Within each dataset, a two-sided, unpaired Wilcoxon rank-sum test was applied to evaluate the levels of each leukocyte subset in peripheral blood between individuals with the disease and healthy controls from the same study (Extended Data Fig. 10 and Supplementary Table 20). The resulting P values were converted into two-sided z-scores while taking the directionality of the association into account. Within a given disease phenotype (SLE or IBD), z-scores were combined across datasets using Lipták’s method⁸³ weighted by sample size (Extended Data Fig. 10). Lastly, SLE- and IBD-specific meta z-scores were combined via the Stouffer’s method⁸⁴ (Extended Data Fig. 10), yielding a pan SLE/IBD meta z-score for each leukocyte subset (Fig. 6).

Candidate toxicity biomarkers from previous literature and pathway analysis.
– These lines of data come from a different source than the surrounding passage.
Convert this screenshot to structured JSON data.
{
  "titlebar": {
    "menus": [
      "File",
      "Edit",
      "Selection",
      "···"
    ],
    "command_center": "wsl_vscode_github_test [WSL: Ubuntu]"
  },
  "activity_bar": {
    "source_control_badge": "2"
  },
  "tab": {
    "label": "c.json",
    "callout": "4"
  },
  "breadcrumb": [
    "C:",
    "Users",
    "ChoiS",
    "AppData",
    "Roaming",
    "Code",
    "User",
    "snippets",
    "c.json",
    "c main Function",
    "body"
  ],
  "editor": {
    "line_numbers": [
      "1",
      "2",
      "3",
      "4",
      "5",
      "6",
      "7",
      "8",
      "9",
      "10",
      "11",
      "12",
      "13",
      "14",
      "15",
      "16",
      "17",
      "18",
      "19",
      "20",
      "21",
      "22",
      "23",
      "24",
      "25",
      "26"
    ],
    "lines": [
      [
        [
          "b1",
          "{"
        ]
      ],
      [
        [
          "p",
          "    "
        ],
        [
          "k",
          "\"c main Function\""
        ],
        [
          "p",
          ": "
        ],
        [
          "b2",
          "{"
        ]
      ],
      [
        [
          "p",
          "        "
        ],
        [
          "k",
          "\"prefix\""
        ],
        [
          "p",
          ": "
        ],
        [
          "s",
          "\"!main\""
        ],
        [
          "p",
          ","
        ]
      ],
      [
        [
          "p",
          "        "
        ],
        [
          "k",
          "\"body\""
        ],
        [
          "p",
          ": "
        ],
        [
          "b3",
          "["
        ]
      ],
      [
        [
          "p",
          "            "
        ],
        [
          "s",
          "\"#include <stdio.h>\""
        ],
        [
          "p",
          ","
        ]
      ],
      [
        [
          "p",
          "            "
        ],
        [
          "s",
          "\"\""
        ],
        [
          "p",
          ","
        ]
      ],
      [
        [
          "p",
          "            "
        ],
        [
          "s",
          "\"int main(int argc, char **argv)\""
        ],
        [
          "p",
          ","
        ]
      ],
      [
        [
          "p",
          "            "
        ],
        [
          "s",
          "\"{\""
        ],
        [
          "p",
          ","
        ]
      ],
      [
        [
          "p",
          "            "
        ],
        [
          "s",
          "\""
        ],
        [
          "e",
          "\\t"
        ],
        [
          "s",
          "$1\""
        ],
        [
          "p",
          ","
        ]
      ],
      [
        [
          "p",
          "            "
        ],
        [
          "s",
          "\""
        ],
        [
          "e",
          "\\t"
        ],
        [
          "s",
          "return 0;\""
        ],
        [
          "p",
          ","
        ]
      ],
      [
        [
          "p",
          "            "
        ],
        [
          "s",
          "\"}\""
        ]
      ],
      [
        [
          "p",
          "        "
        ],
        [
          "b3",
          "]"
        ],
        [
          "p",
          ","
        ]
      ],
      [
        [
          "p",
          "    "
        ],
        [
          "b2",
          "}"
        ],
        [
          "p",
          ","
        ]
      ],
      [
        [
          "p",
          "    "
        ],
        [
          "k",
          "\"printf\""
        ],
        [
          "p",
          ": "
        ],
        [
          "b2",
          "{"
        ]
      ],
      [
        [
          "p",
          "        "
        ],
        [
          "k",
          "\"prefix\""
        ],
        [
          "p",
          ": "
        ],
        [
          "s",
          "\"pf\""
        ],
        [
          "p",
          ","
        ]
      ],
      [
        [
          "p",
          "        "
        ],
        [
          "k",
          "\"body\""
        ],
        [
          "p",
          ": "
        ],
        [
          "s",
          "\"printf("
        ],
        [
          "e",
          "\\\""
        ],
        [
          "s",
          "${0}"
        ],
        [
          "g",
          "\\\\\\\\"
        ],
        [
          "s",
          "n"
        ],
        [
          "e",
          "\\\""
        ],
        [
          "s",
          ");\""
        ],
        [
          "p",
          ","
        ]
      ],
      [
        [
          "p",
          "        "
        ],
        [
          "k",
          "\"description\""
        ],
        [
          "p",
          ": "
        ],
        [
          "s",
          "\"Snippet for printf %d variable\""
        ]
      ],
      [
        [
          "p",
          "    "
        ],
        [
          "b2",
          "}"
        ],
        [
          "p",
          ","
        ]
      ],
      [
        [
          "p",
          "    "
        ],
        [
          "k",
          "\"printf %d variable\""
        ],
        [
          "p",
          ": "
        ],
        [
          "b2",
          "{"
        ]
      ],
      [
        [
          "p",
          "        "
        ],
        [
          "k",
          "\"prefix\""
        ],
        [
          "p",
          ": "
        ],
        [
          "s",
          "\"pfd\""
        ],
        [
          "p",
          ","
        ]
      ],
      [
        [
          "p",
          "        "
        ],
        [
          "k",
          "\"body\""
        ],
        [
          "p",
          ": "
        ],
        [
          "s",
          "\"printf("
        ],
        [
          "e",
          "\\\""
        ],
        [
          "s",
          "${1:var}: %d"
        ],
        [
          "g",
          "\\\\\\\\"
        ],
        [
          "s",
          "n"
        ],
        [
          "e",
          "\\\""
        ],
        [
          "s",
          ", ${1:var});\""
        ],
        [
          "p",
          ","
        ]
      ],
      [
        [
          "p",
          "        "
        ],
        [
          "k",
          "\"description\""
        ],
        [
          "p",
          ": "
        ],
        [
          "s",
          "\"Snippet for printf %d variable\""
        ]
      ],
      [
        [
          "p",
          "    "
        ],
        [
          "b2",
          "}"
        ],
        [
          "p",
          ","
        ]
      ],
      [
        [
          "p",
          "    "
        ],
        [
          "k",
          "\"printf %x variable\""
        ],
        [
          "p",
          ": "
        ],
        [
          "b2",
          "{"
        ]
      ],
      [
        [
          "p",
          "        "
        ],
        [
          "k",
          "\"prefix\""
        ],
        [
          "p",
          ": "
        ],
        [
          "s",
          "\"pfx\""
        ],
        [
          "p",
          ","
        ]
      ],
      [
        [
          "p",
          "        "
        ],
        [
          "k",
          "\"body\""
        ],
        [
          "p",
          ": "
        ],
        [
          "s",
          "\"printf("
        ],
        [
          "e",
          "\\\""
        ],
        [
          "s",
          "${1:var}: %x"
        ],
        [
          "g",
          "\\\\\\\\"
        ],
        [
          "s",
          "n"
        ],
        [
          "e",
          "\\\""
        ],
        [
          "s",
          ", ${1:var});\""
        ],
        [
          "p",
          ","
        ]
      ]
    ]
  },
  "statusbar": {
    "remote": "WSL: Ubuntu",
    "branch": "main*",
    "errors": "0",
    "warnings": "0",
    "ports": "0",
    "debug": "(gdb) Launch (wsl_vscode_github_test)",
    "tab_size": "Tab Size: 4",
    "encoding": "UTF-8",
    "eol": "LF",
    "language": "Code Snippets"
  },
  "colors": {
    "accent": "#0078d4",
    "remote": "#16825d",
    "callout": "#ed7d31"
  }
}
We benchmarked the composite model against previously published irAE biomarkers^15,23,24 and enriched pathways for severe irAE prediction (Extended Data Fig. 7c). Each candidate biomarker was assessed separately in bulk cohorts 1 and 2 by determining the AUC by ROC analysis. The following pretreatment irAE biomarkers, which were measured by protein expression in previous literature, were assessed by RNA surrogates in the peripheral blood in this study: ADPGK and LCP1 (ref.²³), which we evaluated individually and with bivariable linear regression (also done by Jing et al.²³); CD74 and GNAL¹⁵ expression; and the CYTOX score²⁴, which we evaluated as the geometric mean expression of genes encoding the same 11 cytokines (CSF3, CSF2, CX3CL1, FGF2, IFNA2, IL12A, IL1A, IL1B, IL1RA,IL2, IL13). Separately, we applied preranked GSEA v.4.1.0 via GSEAPreranked v.7.1.0 (ref.⁸⁵) to identify the most irAE-enriched pathways in bulk cohorts 1 and 2 from the Molecular Signatures Database v7.4 hallmark pathway collection (Supplementary Table 12). As input, we defined transcriptome-wide gene lists for bulk cohorts 1 and 2 that were rank-ordered by log₂ fold change between patients who developed severe irAE and those who did not. Gene sets with q < 0.25 were considered statistically significant (Supplementary Table 12). The two most-enriched gene sets in patients with severe irAEs versus patients with no severe irAEs (MYC_TARGETS_V1; OXIDATIVE_ PHOSPHORYLATION) were compared to the composite model in bulk cohorts 1 and 2 (Extended Data Fig. 7c).

Statistics.

All statistical tests were two-sided unless stated otherwise. The Wilcoxon rank-sum test was used to assess statistical differences between two groups. When assessing >2 groups simultaneously, the nonparametric Kruskal–Wallis test was used. The Benjamini–Hochberg method was applied for multiple hypothesis testing unless stated otherwise. We implemented a permutation scheme to assess scRNA-seq cluster correlation with severe irAE development and CyTOF CD4 T_EM abundance as described above. A Fisher’s exact test was applied to assess statistical differences between two categorical variables. ROC analysis was performed to assess classification accuracy, which was quantified by AUC. Statistical significance of the AUC was determined by a two-sided z-test. Youden’s J statistic was used to identify the optimal cut-point after ROC analysis. Linear concordance was determined by Pearson (r) or Spearman (ρ) correlation and a two-sided t-test was used to assess whether the result was significantly nonzero. Kaplan–Meier and Cox regression analyses were used to assess covariates with respect to time-to-severe irAE. Significance levels and HRs for Kaplan–Meier analyses were determined using a two-sided log-rank test. The composite models and related analyses in Fig. 5a, Extended Data Fig. 8 and Supplementary Table 17 include patients from bulk cohorts 1 and 2 (Fig. 1 and Supplementary Tables 7 and 9) with the exception of two patients (YUDIME and YUMEDIC) who did not develop severe irAEs but experienced early disease progression leading to therapy switch before three months had elapsed. These two patients were included in other analyses, since they each received 63 d (2.1 months) of immune checkpoint blockade, a time period within which 76% of all severe irAEs occurred in our patient population.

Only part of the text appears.